Guest post by Kandace Palmer

The Heritage Foundation hosted a panel about free speech on college campuses this week, featuring Lindsey Burke, Director of the Center for Education Policy and Will Skillman Fellow in Education at The Heritage Foundation, Congressman Phil Roe, Mary Clare Amselem, Policy Analyst at The Heritage Foundation, Stanley Kurtz, Senior Fellow at the Ethics and Public Policy Center, and Tim Sandefur, Vice President for Litigation at the Goldwater Institute. They shared their knowledge about the need for colleges nationwide to encourage and allow intellectual diversity.

In the words of Kurtz, “Far too many students are now convinced they have a right to shout down and silence those with whom they disagree and that they won’t be punished for doing so.” Condemning another person by restricting them from speaking and debating is a violation of one of our nation’s fundamental principles.

Sandefur explained that we need disruption in the classroom to be prevented. However, it is not right to completely silence, ignore, or insult a single view in its entirety. The culture of college learning is meant to be a learning ground of different ideas. If we want our sons and daughters to truly learn, we must allow them to experience difference.

Mary Clare Amselem forwarded the need for competition between schools, or ideas within schools. In the current system, many campuses consist of a large majority of liberal professors who promote liberal ideologies. Because of this tendency and bias, conservative ideas are put into a box and told to confine themselves to Free Speech Zones. The process of shutting out separate ideas and labeling or degrading others is an intellectually lazy practice. It produces feelings of disdain for others and their ideas and it allows the student to remain slothfully within their own convictions, never asking them to look outside of themselves and change.

Of all the classes I have taken during my undergraduate experience, the ones I enjoy and learn from the most are those that are intellectually challenging. The ones that suggest to me new ideas that I had never considered before, even ideas that I did not and still do not particularly like. One such course was anthropology, taught by a professor with a sure conviction to take students out of their comfort zones and teach them to recognize that another person’s perspective is valid, whether or not they agree with it.

Classes like these teach me new material and give me a reason to see beyond my own experiences and even my own limitations. Much less comes out of classes which present to me only ideas that I already know or already agree with.
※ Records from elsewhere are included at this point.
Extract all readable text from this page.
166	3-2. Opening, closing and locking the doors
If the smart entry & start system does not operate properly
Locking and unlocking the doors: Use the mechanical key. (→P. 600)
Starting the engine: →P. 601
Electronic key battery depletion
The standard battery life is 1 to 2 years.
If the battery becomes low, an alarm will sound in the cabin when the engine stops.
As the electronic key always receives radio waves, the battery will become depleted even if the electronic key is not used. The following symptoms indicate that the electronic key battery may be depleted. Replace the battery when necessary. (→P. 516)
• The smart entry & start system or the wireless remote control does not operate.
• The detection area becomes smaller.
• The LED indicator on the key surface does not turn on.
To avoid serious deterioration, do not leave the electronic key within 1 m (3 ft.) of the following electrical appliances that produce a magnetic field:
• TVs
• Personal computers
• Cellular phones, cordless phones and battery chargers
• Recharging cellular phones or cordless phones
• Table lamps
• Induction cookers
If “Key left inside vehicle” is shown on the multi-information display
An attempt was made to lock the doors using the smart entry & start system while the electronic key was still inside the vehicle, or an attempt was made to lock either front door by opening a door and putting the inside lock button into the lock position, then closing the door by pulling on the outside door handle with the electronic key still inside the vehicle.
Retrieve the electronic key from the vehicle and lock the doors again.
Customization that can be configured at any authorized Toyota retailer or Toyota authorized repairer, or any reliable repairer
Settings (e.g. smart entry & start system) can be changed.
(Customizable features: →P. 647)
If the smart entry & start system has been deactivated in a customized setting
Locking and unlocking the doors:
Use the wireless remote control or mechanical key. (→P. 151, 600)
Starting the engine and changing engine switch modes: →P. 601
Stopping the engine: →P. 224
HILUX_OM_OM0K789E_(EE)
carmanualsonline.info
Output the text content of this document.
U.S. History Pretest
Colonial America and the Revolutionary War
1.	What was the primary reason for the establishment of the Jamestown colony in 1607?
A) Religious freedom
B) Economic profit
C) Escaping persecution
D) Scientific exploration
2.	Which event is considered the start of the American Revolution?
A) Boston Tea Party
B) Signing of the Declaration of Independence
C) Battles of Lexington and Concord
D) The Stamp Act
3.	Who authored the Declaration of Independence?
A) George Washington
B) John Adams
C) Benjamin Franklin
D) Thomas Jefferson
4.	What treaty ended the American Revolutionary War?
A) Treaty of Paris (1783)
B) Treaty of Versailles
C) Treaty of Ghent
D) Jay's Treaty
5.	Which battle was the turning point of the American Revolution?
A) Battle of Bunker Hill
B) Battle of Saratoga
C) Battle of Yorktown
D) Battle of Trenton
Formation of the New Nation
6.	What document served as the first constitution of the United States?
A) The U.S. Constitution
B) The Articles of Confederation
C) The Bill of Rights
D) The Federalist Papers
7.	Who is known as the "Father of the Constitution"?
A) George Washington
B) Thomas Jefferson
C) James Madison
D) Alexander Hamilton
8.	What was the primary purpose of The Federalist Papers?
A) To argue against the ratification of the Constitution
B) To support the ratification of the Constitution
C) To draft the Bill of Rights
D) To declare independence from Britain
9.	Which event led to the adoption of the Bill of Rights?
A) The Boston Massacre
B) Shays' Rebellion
As Congressman Roe said, “Free speech is the oxygen of democracy.” It fuels are society because it encourages tolerance, friendship, and understanding. None of which require changing one’s own views. Sandefur said that “we owe it to future generations to leave America as free as we found it or freer.” We ought to leave it to others to quarrel about opposing perspectives and different points of view. Perhaps there is more similarity than difference in what we all seek, and every student deserves a chance to share how they see the world.